Trump and Netanyahu now seek to pivot, ostensibly, from the language of bombs to that of diplomacy under the threat of bombs — “peace through strength”. Their regional ‘peace’ vision points to a dystopia of poverty, repression, occupation, and inevitably, renewed outbreaks of endless bloodshed. While Trump attempts to revive lip service more hollow and caricaturistic than ever to a ‘two-state solution’ for the sake of deal-making with regimes in the region, there is no constellation in which the aspirations of millions of Palestinians for a genuinely independent national state, decent standard of living, and a complete end to the oppression and expulsion, including the plight of the Palestinian refugees, could be fulfilled under Israeli capitalism and US imperialism’s intervention in the region. There is no prospect for regional peace without full liberation and equality for Palestinians, and without the overthrow of all oligarchic regimes in the region, including the Israeli regime and its counterpart in Tehran, through mass epic struggles in a region that has already witnessed some of the largest revolutionary uprisings of the 21st century.

A class-based socialist left emphasises the need to fight for an alternative of democratic, socialist governments rooted in cross-community struggles of working people, aiming to mobilise the region’s vast resources through public ownership and democratic planning to ensure equal welfare for all, end all forms of discrimination, and guarantee full rights to all nations, within a framework of regional cooperation, including forming a socialist confederation on a voluntary and equal basis.

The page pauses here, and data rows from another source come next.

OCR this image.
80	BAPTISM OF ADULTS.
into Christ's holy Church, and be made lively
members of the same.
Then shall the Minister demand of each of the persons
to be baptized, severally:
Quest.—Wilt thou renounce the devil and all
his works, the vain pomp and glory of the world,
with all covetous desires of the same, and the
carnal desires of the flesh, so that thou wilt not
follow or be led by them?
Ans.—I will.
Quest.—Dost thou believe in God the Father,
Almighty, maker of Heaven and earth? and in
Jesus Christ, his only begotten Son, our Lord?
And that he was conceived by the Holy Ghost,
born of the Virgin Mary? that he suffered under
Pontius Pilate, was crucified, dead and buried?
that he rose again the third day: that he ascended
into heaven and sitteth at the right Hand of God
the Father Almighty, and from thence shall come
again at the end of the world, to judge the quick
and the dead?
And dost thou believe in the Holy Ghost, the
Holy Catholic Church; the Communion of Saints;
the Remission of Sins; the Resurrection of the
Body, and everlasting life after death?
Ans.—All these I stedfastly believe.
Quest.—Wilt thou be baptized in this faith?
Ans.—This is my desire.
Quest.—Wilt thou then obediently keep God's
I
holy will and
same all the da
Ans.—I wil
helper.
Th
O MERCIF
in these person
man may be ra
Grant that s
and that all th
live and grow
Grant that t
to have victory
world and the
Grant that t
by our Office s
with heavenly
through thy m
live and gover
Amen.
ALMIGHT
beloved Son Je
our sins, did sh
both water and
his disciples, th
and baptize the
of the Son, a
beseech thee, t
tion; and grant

During the military confrontation between Israel and Iran, tens of thousands demonstrated in cities across the world against the war of annihilation in Gaza and the military aggression of Washington and Israeli capitalism. Simultaneously, in the US, millions participated in the largest wave of protest yet against the Trump administration, under the banner “No Kings”. Building the international solidarity protests, alongside actions by organised labour to halt arms shipments — such as the intervention by port workers in Marseille — and sanctions against Israeli capital and against governments and corporations de facto supporting the military campaign, are part of the direction required.

Locally, as a class-based socialist left organisation, we support immediate demands for improved protection and shelters across communities, but as part of the struggle to end the war — we have opposed and participated in the building of the struggle against the war of Netanyahu’s government of death from day one, including advocating protests and strike actions to stop the war machine, as well as acts of refusal (whether declared or not) against military draft orders where relevant. 

The ceasefire between Israel and Iran may also ease conditions for renewed development of protests among Palestinians, and in parallel also among sections of the Israeli public — some families of hostages and bereaved Israeli families have called for the ceasefire to be extended to Gaza. With military restrictions on civilian assemblies within the Green Line lifted, which were previously used to suppress small protest vigils, now demonstrations against Netanyahu’s government and to stop the war have begun to regroup, including in Umm al-Fahm. The struggle must be renewed with greater force: to stop the war of annihilation, to bring down Netanyahu’s government of death, and to build a political alternative to the parties of war, occupation, and rule of capital.